“After serving out a year of hard labor in the salt mines of Endovier for her crimes, 18 year old assassin Celaena Sardothein is dragged before the Crown Prince. Prince Dorian offers her her freedom on one condition: she must act as his champion in a competition to find a new royal assassin. Her opponents are men – thieves and assassins and warriors from across the empire. Each sponsored by a member of the king’s council. If she beats her opponents in a series of eliminations, she’ll serve the kingdom for three years and then be granted her freedom.”
I’ve started noticing a theme with the books I’m posting about on this blog. Yes, they are pretty much all Young Adult but not only that, they’re books I’ve been meaning to read for years. Throne of Glass is a book I’ve heard nothing but good things about and the cover art is just so beautiful. But I kept saying what I can only coin as my catchphrase: “I’ll get to it eventually.”
I finally did.
So firstly, I don’t know who at Bloomsbury agreed with the cover design for this book but it is unbelievably beautiful, and from what I’ve seen of the others via research, they are just wonderful covers. Kudos to Bloomsbury.
I wasn’t really sure what to expect with this book, as with all YA fantasy (mainly kingdom based) I tend to read. From the first page I was hooked. I may be an avid reader but it’s rare that I actually find myself pacing when reading a book because I want to savour it. I kept having to put the book down because it was 2am and I had things to do the next day (even though I’d much rather have stayed up reading it until finished).

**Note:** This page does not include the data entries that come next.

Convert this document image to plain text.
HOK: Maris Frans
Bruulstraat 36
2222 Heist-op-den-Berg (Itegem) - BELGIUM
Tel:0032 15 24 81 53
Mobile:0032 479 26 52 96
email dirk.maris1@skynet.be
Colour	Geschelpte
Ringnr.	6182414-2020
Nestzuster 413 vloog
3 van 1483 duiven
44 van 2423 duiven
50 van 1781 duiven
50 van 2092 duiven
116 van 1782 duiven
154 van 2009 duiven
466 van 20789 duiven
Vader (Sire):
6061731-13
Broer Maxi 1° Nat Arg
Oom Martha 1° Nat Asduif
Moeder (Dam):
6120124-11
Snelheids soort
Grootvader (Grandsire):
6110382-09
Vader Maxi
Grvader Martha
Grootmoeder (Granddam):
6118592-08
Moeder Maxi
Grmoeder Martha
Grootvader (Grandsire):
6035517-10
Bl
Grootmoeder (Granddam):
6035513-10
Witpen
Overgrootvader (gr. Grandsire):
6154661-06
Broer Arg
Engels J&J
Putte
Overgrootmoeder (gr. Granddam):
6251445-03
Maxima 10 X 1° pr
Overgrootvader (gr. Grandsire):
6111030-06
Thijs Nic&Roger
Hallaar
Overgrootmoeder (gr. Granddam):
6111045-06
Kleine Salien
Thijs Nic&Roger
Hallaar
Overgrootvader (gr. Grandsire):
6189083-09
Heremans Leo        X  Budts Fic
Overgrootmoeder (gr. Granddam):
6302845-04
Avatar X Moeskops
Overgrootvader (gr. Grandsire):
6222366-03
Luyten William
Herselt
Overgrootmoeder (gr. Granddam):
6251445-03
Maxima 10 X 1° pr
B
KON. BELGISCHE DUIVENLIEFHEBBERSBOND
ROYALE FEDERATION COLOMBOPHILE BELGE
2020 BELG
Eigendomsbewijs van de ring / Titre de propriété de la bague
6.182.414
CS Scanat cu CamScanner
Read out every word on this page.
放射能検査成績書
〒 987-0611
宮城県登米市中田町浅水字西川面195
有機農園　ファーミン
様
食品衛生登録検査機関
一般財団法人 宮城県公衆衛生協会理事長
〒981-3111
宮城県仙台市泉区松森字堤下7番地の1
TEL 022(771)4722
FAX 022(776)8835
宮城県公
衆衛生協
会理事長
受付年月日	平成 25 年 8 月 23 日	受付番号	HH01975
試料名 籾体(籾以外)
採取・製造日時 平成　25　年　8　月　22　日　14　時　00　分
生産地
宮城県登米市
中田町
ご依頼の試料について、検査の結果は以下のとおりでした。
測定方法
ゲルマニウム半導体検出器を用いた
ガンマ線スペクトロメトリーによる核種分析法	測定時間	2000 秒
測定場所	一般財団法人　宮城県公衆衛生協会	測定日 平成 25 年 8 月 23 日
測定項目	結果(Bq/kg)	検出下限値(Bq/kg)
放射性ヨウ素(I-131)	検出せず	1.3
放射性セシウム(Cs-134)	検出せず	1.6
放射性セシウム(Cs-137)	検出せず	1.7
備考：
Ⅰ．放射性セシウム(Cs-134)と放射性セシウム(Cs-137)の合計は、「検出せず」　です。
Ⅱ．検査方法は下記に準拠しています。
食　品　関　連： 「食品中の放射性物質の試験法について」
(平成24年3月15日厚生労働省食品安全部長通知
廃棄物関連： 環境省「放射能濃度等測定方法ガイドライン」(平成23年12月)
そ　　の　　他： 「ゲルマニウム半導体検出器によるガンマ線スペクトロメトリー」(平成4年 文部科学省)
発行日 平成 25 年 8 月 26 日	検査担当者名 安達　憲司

I want to take a moment to applaud Sarah J Maas on the protagonist’s name: Celaena Sardothien. It may be the best character name I’ve come across. There seems to be this stigma among YA readers of what a “strong female character” should be. While I agree that we need more female characters that are strong but not horrifically emotionless to try and make them so, but in the case of this book, Celaena being a badass female character who’s an assassin? YES PLEASE!
I think her character really sold me on this book. She was just the right amount of kickass with the addition of sass. In comments she makes to her trainer Chaol and the prince Dorian I found myself actually smiling. If I could be friends with any fictional character it would be Celaena Sardothein…. Even if she’d probably spend our time together listing all the ways she could kill me.
The training scenes and overall competition element of this book reminded me a lot of The Hunger Games and Divergent. So, if you enjoyed either/both of those series, you’ll enjoy this (hate to be that cliche person who says you’ll like something because it’s similar, but in this case it’s true). Many YA readers have said that the competition aspect is becoming overdone in this genre and while I agree, if a book does have that element, sign me up because I will read it!
This book is unique in the sense of NO LULL PERIODS. The novel was smooth, consistent and literally no parts of this book felt like a chore to get through to the real action. When the championship eventually happens, it was so intense I had to put the book down several times to compose myself.
Throne of Glass has definitely made it onto the list of books that will stay with me for a long time, and from a writing point of view: Sarah J Maas is the kind of writer I can only aspire to be.